Nasrettin
Hoca, vaaz için kürsüye çıkar. Cemaat hınca hınç dolu. Hocanın oğlu da gelmiş
babasını dinlemeye.
Cemaat
bekler hoca konuşacak diye. Hoca da bekler. Bu bekleyiş epey sürer. Hoca bir
türlü konuşmaya başlamaz. Arada bir cemaati müslimin dese de arkası gelmez.
Zaman kazanmak için camdan gördüğü develer geçiyor, dediyse de cemaat hocanın
sadede gelmesini bekler.
Sonunda
hoca, ne konuşacağımı unuttum diyerek ağzındaki baklayı çıkarır. Hoca suskun,
cemaat zaten suskun.
Hoca
birkaç defa daha konuyu unuttuğunu, aklına bir şey gelmediğini söyleyince, oğlu
babasına isyan eder. Baba!
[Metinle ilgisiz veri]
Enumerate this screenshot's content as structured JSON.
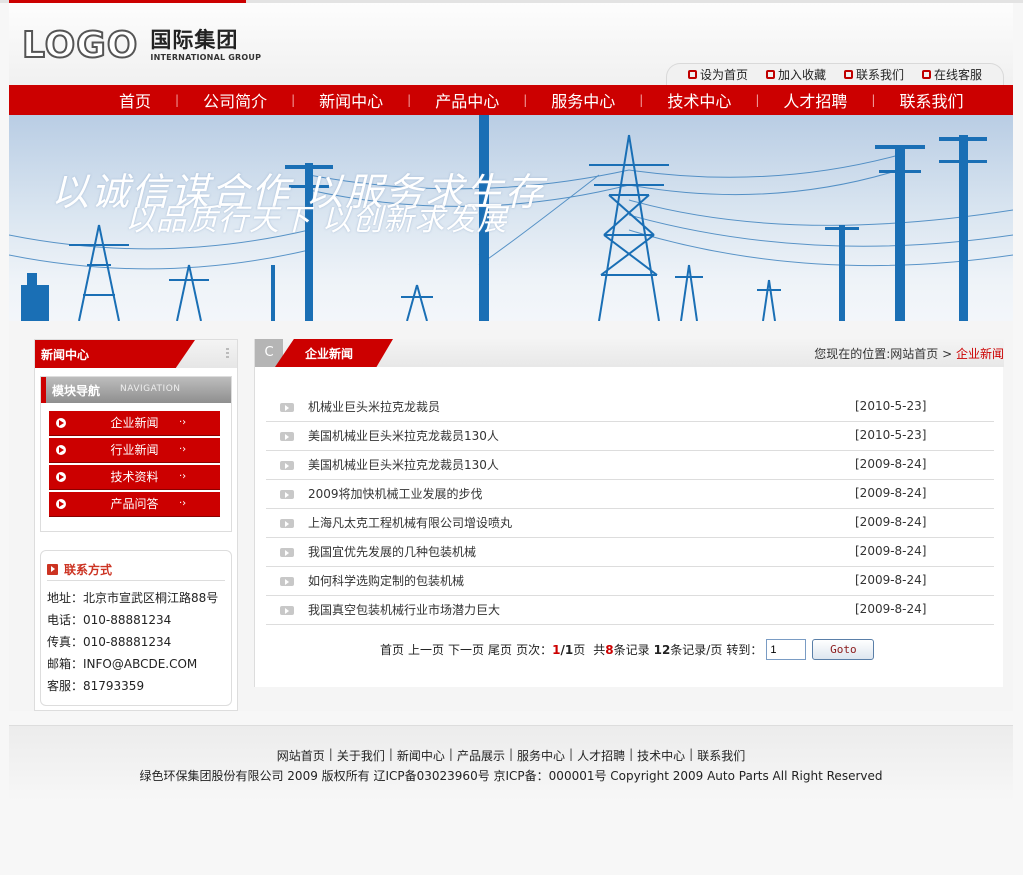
{
  "header": {
    "logo_mark": "LOGO",
    "logo_cn": "国际集团",
    "logo_en": "INTERNATIONAL GROUP",
    "quick_links": [
      {
        "label": "设为首页",
        "icon": "home-icon"
      },
      {
        "label": "加入收藏",
        "icon": "bookmark-icon"
      },
      {
        "label": "联系我们",
        "icon": "mail-icon"
      },
      {
        "label": "在线客服",
        "icon": "service-icon"
      }
    ]
  },
  "nav": [
    "首页",
    "公司简介",
    "新闻中心",
    "产品中心",
    "服务中心",
    "技术中心",
    "人才招聘",
    "联系我们"
  ],
  "banner": {
    "slogan1": "以诚信谋合作 以服务求生存",
    "slogan2": "以品质行天下 以创新求发展"
  },
  "sidebar": {
    "title": "新闻中心",
    "module_nav_title": "模块导航",
    "module_nav_en": "NAVIGATION",
    "menu": [
      "企业新闻",
      "行业新闻",
      "技术资料",
      "产品问答"
    ],
    "contact_title": "联系方式",
    "contact": [
      "地址：北京市宣武区桐江路88号",
      "电话：010-88881234",
      "传真：010-88881234",
      "邮箱：INFO@ABCDE.COM",
      "客服：81793359"
    ]
  },
  "main": {
    "c_icon": "C",
    "title": "企业新闻",
    "breadcrumb_prefix": "您现在的位置:网站首页 > ",
    "breadcrumb_current": "企业新闻",
    "news": [
      {
        "title": "机械业巨头米拉克龙裁员",
        "date": "[2010-5-23]"
      },
      {
        "title": "美国机械业巨头米拉克龙裁员130人",
        "date": "[2010-5-23]"
      },
      {
        "title": "美国机械业巨头米拉克龙裁员130人",
        "date": "[2009-8-24]"
      },
      {
        "title": "2009将加快机械工业发展的步伐",
        "date": "[2009-8-24]"
      },
      {
        "title": "上海凡太克工程机械有限公司增设喷丸",
        "date": "[2009-8-24]"
      },
      {
        "title": "我国宜优先发展的几种包装机械",
        "date": "[2009-8-24]"
      },
      {
        "title": "如何科学选购定制的包装机械",
        "date": "[2009-8-24]"
      },
      {
        "title": "我国真空包装机械行业市场潜力巨大",
        "date": "[2009-8-24]"
      }
    ],
    "pager": {
      "first": "首页",
      "prev": "上一页",
      "next": "下一页",
      "last": "尾页",
      "page_label": "页次：",
      "current_page": "1",
      "slash": "/",
      "total_pages": "1",
      "page_unit": "页",
      "total_prefix": "共",
      "total_records": "8",
      "records_unit": "条记录",
      "per_page": "12",
      "per_page_unit": "条记录/页",
      "goto_label": "转到：",
      "goto_value": "1",
      "goto_button": "Goto"
    }
  },
  "footer": {
    "links": [
      "网站首页",
      "关于我们",
      "新闻中心",
      "产品展示",
      "服务中心",
      "人才招聘",
      "技术中心",
      "联系我们"
    ],
    "copyright": "绿色环保集团股份有限公司 2009 版权所有 辽ICP备03023960号 京ICP备：000001号 Copyright 2009 Auto Parts All Right Reserved"
  },
  "colors": {
    "accent": "#cc0000",
    "banner_sky": "#c9d8ea",
    "tower": "#1a6fb5"
  }
}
Hiçbir şey aklına gelmiyor da kürsüden inmek de mi
hiç aklına gelmiyor der.
Oğlunun
bile isyanlara oynadığını gören hoca, kürsü macerasına devam etmez, inadı
bırakır ve bir tevazu örneği göstererek kürsüden iner. Çünkü dursa, kendini
daha fazla rezil edip postu deldirecek.
Hocanın
zamanında yaşasaydım, boşalan kürsüyü hemen doldurur. Hiçbir şey yapamazsam
bile dışarıdan geçen develerin fazilet ve özelliklerinden bahsederdim. Rezil
olsam da yerimden kalkmaz. Takıldığım yerde cemaat bana, ben cemaate bakar,
birbirimizi seyreder dururduk. Çünkü acizlikten seyrin zevki bir başkadır.
Cemaat, hayretle ne yapacak diye beni izlerken ben de daha fazla kürsüde kaldım mutluluğunu yaşamaya devam ederdim. Nasılsa cemaatten de itiraz gelmez. Çünkü camide hırgür olmaz ve dünya kelamı konuşulmaz. Cemaat saç baş yolarken ben muradıma böylece ermiş olurdum.